A própria Prefeitura admite que as 800 famílias vivem em área de risco. “Os moradores estão sobre material em decomposição que pode ceder a qualquer momento. Como o lixão está desativado há muito tempo, não há quase produção de gases”, disse Cheila Aparecida Gomes Bailão, diretora do Departamento de Resíduos do Semasa (Serviço Municipal de Saneamento Ambiental).

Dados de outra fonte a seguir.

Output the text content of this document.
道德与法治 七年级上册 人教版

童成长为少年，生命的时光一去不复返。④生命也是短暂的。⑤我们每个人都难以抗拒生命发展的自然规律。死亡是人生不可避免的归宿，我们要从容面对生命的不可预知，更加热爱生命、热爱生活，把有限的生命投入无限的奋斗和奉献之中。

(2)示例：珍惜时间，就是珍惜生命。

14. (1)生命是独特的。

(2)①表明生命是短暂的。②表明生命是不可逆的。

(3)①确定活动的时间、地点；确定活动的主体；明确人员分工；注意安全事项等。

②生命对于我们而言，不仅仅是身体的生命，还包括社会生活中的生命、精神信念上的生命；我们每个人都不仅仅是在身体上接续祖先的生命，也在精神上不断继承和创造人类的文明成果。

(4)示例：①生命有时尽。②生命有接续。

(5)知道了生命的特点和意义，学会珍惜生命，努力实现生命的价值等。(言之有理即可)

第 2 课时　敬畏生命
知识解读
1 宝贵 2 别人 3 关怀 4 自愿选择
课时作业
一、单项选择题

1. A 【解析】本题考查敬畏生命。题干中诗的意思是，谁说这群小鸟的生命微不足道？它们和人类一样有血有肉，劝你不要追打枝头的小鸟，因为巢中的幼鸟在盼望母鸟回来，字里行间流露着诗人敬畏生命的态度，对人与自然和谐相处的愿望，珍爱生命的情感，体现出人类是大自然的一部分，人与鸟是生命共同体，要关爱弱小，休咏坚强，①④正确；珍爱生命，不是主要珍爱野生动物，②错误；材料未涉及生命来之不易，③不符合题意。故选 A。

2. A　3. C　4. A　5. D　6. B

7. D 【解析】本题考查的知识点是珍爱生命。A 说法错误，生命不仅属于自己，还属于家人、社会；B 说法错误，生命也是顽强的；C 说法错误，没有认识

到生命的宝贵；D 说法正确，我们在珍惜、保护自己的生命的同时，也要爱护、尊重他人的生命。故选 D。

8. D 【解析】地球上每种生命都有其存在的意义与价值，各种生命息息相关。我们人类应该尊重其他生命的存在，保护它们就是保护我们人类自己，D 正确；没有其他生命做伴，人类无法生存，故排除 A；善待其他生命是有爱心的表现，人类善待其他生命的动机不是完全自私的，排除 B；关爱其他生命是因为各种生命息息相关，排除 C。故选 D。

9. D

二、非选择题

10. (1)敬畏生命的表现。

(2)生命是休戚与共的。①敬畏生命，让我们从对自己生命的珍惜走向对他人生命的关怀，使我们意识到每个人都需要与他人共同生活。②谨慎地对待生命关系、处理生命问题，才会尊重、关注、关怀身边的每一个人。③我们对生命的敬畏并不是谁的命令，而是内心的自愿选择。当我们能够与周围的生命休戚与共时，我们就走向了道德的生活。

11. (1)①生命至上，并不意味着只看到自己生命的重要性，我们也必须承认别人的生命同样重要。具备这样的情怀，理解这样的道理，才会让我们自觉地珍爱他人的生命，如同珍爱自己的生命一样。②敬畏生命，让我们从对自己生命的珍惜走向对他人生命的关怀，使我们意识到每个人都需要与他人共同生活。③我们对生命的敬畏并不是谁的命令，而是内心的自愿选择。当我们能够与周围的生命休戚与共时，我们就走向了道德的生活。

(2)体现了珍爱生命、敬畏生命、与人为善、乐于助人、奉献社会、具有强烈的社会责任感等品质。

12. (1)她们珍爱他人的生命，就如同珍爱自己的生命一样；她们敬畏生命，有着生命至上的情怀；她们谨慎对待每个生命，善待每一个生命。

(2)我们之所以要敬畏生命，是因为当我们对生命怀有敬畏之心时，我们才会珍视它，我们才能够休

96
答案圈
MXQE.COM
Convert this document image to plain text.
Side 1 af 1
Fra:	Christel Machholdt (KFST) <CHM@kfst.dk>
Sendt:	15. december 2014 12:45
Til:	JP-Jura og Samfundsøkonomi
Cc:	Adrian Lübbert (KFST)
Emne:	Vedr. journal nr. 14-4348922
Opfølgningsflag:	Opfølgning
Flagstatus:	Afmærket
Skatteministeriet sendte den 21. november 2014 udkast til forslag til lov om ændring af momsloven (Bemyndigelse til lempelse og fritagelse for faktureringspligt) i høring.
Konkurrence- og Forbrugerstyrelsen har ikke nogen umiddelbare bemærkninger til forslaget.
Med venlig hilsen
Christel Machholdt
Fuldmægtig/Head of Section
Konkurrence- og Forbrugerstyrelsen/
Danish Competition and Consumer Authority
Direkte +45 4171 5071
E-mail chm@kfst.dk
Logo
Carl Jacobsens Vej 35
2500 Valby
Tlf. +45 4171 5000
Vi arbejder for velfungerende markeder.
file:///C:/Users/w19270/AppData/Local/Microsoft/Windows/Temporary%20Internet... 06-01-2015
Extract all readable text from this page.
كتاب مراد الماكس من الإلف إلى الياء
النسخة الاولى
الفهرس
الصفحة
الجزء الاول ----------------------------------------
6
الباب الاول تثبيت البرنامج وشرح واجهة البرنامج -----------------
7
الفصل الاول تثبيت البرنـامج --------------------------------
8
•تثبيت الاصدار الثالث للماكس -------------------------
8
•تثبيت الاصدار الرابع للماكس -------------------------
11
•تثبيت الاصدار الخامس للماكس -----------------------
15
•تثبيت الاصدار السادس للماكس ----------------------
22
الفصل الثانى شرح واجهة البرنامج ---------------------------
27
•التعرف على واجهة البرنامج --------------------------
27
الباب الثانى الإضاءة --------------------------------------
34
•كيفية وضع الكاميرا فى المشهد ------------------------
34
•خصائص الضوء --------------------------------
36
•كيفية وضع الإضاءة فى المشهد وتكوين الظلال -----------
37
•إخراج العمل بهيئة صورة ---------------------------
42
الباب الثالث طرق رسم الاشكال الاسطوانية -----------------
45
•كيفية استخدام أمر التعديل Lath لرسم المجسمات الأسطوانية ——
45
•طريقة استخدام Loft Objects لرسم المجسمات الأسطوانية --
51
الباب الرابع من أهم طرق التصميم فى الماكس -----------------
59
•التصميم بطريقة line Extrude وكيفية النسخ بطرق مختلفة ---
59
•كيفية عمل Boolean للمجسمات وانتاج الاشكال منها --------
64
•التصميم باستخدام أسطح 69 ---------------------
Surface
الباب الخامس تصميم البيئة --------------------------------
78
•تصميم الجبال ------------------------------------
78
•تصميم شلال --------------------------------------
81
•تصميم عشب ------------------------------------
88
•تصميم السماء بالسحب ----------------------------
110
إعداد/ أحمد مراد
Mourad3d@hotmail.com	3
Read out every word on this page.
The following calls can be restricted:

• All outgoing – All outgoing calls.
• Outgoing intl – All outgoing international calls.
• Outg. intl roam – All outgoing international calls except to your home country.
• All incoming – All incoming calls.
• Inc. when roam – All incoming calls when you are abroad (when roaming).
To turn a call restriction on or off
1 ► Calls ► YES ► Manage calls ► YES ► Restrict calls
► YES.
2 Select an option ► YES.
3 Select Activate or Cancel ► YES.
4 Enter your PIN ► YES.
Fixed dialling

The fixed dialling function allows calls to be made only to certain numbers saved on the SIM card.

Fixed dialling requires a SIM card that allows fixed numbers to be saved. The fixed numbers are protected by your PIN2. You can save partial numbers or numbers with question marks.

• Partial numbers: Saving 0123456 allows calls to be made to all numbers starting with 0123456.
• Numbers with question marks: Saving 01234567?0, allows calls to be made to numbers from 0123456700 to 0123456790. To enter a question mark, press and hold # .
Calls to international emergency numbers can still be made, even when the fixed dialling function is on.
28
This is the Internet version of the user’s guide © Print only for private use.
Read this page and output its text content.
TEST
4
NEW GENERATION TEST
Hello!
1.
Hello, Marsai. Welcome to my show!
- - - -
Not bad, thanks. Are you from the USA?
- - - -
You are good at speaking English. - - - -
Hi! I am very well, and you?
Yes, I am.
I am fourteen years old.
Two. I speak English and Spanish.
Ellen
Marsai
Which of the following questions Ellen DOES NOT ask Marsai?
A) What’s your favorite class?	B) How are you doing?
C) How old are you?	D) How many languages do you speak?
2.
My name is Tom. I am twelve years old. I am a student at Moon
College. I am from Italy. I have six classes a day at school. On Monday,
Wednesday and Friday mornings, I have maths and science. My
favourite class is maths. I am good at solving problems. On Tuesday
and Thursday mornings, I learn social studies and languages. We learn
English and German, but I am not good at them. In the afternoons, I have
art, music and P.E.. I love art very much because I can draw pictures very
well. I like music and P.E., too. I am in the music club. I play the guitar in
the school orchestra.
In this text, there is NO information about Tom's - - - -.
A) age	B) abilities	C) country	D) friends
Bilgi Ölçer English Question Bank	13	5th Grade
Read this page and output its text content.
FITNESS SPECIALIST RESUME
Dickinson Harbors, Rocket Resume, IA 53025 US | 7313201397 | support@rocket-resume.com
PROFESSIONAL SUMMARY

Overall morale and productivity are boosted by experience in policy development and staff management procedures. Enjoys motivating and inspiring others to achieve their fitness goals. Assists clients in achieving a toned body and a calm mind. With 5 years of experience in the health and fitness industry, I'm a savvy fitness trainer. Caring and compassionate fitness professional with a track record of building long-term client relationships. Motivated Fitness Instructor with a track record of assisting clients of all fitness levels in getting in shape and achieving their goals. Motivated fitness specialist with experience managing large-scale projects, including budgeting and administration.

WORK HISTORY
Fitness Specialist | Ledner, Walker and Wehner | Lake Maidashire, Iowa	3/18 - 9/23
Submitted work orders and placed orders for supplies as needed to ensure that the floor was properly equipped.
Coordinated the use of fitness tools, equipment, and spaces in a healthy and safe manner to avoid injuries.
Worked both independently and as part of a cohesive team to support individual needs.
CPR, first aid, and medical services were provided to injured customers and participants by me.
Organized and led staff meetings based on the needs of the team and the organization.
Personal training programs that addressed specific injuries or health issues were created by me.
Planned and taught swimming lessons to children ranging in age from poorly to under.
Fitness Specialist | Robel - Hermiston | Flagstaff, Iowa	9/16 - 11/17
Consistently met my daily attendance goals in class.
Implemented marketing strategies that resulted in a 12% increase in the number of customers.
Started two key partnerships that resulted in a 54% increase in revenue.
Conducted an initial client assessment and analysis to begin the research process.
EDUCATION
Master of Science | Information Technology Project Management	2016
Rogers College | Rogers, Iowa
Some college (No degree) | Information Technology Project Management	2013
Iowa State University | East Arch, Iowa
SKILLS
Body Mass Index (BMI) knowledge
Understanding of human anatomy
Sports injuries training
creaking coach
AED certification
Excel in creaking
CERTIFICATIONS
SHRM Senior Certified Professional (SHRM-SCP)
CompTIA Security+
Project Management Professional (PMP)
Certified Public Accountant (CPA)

O Ministério Público determinou a retirada de toda a favela Espírito Santo (1,4 mil famílias). A Prefeitura questionou a promotoria e afirma, por meior de um laudo do IPT (Instituto de Pesquisas Tecnológicas), que apenas as famílias que vivem sobre o antigo lixão precisam ser retiradas. A administração alega não ter onde instalar as famílias, por isso propôs um acordo com o Ministério Público, que prevê um prazo de quatro anos para a remoção dos moradores. Neste período, comprometeu-se a evitar o adensamento da favela e a fazer ações sociais e de infra-estrutura para a população local.
Ainda não há previsão de quando as famílias poderão ser removidas da área de risco. “Calculamos que serão necessários de R$ 14 a R$ 15 milhões para retirar as pessoas, comprar o terreno e construir unidades habitacionais”, disse Selma Scaramboni, assistente do Departamento de Habitação da Prefeitura.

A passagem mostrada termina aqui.